Subito dopo il crollo, la Città Metropolitana ha attivato due fronti di intervento. Il primo, gestito dall’Ufficio di Protezione Civile insieme al Centro per la Protezione Civile dell’Università di Firenze, ha previsto rilievi con drone sul versante adiacente alla SR 302 per individuare potenziali massi a rischio caduta. Grazie al modello digitale del terreno e alle ortofoto ottenute, sono state identificate le aree più instabili dell’ammasso roccioso e catalogati i principali blocchi considerati potenzialmente instabili.

Lo studio ha confermato l’inagibilità, a scopo precauzionale, dell’abitazione presso il civico 52, dove i residenti erano stati evacuati sulla base di un’ordinanza contingibile e urgente del Sindaco del Comune di Fiesole, Cristina Scaletti.
Il secondo fronte, coordinato dalla Direzione Viabilità della Città Metropolitana, ha riguardato le operazioni di messa in sicurezza di emergenza della strada. Queste operazioni sono state avviate attraverso ordinativi di somma urgenza rivolti a imprese e tecnici specializzati, oltre al gestore tecnico della viabilità Avr. Grazie anche allo studio condotto dall’Università, è stata valutata l’evoluzione del fenomeno per prevenire il distacco di ulteriori blocchi, considerando le possibili traiettorie dei massi in caso di caduta.

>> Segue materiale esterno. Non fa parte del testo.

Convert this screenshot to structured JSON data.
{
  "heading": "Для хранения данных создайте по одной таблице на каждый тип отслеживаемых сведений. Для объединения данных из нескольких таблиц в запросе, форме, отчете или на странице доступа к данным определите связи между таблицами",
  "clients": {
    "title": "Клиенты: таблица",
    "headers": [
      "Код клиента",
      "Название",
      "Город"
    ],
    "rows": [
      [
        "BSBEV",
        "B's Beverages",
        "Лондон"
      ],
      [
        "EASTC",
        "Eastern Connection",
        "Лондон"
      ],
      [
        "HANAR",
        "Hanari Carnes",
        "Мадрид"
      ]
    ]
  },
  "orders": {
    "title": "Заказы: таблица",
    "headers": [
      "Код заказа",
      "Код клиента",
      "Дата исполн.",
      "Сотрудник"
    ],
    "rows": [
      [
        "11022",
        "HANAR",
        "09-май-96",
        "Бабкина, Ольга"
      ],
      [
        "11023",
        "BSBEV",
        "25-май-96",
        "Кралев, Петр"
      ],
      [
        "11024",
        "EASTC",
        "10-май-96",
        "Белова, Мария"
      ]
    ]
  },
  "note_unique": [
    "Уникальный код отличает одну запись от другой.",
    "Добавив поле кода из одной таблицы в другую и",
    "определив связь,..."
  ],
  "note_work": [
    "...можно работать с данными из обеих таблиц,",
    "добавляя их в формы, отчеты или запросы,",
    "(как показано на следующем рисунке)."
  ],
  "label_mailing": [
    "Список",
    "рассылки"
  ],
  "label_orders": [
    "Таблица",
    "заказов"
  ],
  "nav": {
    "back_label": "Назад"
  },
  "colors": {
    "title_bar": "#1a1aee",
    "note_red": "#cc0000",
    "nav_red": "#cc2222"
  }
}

Una volta identificati i blocchi su cui concentrare l’intervento, le attività sono state suddivise in cinque fasi: disgaggio selettivo per la rimozione di elementi instabili di ridotte dimensioni; placcaggio e stabilizzazione di massi potenzialmente instabili tramite chiodature e funi in acciaio; installazione della segnaletica orizzontale e verticale;

installazione di una barriera in geoblocchi sul lato Nord del resede dell’edificio sopra la strada;
consolidamento del quadro conoscitivo sull’area e individuazione di potenziali rischi residui.
Con la riapertura al traffico della via Faentina, la Città Metropolitana dovrà ora gestire gli approfondimenti geologici, geomorfologici e geomeccanici in collaborazione con l’Università, che sta effettuando anche una modellazione cinematica conclusiva.
Questi approfondimenti sono fondamentali per una valutazione completa del comportamento del versante nel medio-lungo periodo e per identificare eventuali ulteriori interventi di bonifica e stabilizzazione, i cui costi si aggiungeranno ai circa 200.000 euro necessari per queste prime operazioni di messa in sicurezza.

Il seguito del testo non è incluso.